Cosm data upload flatlines

To validate the data from the CurrentCost, I put in some additional debugging to check that values were still being received and sure enough, every six seconds or so it spat out a line which matched that on the CurrentCost’s display – so they were still being updated, but not being posted.

Not knowing what may be up inside a library that I’d never really used before, I added some more debugging to the console and additional metrics to the Cosm feed. The console now showed me the HTTP request going out and (through the recently added ether.tcpReply() function) the HTTP response coming back. I added current available memory (using the MemoryFree library from the Arduino Playground) and stash.size() & stash.freeCount() (the Stash is implemented in the EtherCard library and uses the RAM inside the ENC28J60 Ethernet controller as a scratchpad) to the Cosm feed, restarted and waited for the data to come rolling in. Sure enough, after twenty minutes or so, it died in a pathetic whimpering kind of way …

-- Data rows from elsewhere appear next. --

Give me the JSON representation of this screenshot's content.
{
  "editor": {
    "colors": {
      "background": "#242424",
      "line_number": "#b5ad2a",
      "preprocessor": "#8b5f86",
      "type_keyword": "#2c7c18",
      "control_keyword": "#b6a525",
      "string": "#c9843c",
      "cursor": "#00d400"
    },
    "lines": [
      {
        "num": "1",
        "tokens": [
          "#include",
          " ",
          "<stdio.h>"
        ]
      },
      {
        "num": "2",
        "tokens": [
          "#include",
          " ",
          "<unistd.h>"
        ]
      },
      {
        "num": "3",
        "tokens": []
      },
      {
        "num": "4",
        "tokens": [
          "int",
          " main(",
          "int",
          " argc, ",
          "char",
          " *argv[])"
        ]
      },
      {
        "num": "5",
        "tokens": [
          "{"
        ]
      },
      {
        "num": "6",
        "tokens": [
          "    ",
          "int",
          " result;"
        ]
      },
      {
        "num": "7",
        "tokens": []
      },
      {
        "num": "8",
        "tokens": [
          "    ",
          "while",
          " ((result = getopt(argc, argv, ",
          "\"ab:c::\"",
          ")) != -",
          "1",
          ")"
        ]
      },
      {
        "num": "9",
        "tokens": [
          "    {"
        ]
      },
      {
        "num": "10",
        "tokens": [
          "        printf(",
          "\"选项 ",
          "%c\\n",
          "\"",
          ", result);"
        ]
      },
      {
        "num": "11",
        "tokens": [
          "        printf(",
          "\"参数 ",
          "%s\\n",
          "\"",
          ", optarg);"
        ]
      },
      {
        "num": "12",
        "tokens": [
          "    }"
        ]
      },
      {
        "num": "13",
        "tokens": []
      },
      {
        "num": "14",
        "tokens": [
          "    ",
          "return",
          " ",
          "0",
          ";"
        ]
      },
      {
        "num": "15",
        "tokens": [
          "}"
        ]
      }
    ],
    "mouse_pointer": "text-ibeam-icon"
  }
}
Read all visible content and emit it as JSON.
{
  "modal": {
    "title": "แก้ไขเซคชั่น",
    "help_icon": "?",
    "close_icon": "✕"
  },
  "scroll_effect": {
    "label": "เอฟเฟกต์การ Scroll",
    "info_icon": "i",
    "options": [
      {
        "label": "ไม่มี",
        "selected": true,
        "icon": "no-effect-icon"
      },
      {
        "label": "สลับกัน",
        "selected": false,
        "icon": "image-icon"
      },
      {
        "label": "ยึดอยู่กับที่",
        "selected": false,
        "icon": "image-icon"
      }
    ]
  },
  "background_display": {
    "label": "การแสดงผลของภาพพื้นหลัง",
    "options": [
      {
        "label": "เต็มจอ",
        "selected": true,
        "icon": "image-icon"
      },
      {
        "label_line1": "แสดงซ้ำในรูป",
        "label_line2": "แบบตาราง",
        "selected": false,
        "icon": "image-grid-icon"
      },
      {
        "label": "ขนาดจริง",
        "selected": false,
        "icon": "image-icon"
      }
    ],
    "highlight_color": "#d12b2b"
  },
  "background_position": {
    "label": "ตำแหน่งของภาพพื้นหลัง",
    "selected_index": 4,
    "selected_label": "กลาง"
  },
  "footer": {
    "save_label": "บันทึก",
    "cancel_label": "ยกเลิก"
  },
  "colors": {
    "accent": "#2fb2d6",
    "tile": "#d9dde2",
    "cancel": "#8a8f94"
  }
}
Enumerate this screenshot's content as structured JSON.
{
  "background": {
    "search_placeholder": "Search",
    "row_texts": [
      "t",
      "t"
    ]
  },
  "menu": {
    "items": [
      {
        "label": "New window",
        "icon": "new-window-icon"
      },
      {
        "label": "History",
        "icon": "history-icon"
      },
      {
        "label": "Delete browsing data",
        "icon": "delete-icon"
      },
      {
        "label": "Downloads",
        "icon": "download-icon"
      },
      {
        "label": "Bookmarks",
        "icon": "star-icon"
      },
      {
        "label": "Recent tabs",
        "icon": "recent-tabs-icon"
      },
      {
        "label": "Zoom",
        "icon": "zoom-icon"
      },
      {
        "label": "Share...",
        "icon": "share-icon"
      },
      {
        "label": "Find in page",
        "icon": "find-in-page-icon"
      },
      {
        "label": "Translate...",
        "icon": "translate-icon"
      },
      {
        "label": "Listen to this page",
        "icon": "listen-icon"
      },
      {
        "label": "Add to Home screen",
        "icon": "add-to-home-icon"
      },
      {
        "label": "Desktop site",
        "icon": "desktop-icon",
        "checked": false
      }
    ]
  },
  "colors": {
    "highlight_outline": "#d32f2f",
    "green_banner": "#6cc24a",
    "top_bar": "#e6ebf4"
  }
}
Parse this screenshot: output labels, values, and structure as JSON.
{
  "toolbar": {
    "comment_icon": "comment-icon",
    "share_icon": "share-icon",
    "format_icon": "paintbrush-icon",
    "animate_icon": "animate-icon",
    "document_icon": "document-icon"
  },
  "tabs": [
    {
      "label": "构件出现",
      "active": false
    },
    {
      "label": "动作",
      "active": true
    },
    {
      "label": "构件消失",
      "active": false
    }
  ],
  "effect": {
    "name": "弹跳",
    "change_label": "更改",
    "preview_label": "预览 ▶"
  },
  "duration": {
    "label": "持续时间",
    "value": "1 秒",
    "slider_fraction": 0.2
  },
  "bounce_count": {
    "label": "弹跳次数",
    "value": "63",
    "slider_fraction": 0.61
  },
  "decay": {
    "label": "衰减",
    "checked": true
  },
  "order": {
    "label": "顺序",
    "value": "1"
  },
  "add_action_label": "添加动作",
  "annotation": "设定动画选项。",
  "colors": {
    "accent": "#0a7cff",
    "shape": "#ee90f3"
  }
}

There was no apparent drop in available memory on the Arduino, nor was their a change in the Stash size (though I hadn’t expected there to be) but what was apparent was the way the freeCount() on the Stash dropped off and never recovered, until there were no free buffers. At this point, the HTTP debugs show that the outbound request becomes corrupted – which is why the Cosm feed stops updating. The requests still get sent, it’s just that they’re full of crap, so Cosm ignores them.

Death of the Stash

So what’s the solution?“, I hear you ask. Well, now that I had an idea of where the problem might be I tracked down a number of discussions of similar sounding problems, most of which seemed to be being experienced by users in the Nanode community (as the Nanode uses the same ethernet chip and thus the same library). Figuring that if the freeCount() kept dropping and never recovered, I could try re-initialising the Stash before it got into a terminal state. Taking inspiration from EtherCard::begin() I added the following just before I tried to use the Stash as a quick’n’dirty hack to see if I could fend off the crash;

if (stash.freeCount() <= 3) {
  Stash::initMap(56);
}

Success! Here we can see the stash.freeCount() dropping over time (third line in the graph) and then getting re-initialised … and all the while we’re still posting power and temperature readings with no flatlining, which was the original point of all of this, if you remember.

EtherCard library Stash::freeCount() drops over time then recovers

As always seems to be the way with these things, once I’d found a solution (of sorts) I was then able to do a more targeted Google and found a discussion on the nanode-users group where the same solution was mooted. Looking back over the debug log, it would also seem that the freeCount() dropped when a corresponding reply was not found for a request, as noted there by SomeRandomBloke.

I’ll tidy up the code with the new features in and post that up later on.

UPDATE (01/06/12): The problem with the Stash freeCount() dropping appears to be related to the frequency of updates; if I throttle it so that it only sends every second update to Cosm (i.e. once every 12 seconds instead of every 6) then the freeCount() never drops. Whilst re-initialising the stash is a bit of a hack, it’ll do just fine till Jean Claude is able track down the underlying cause of the problem.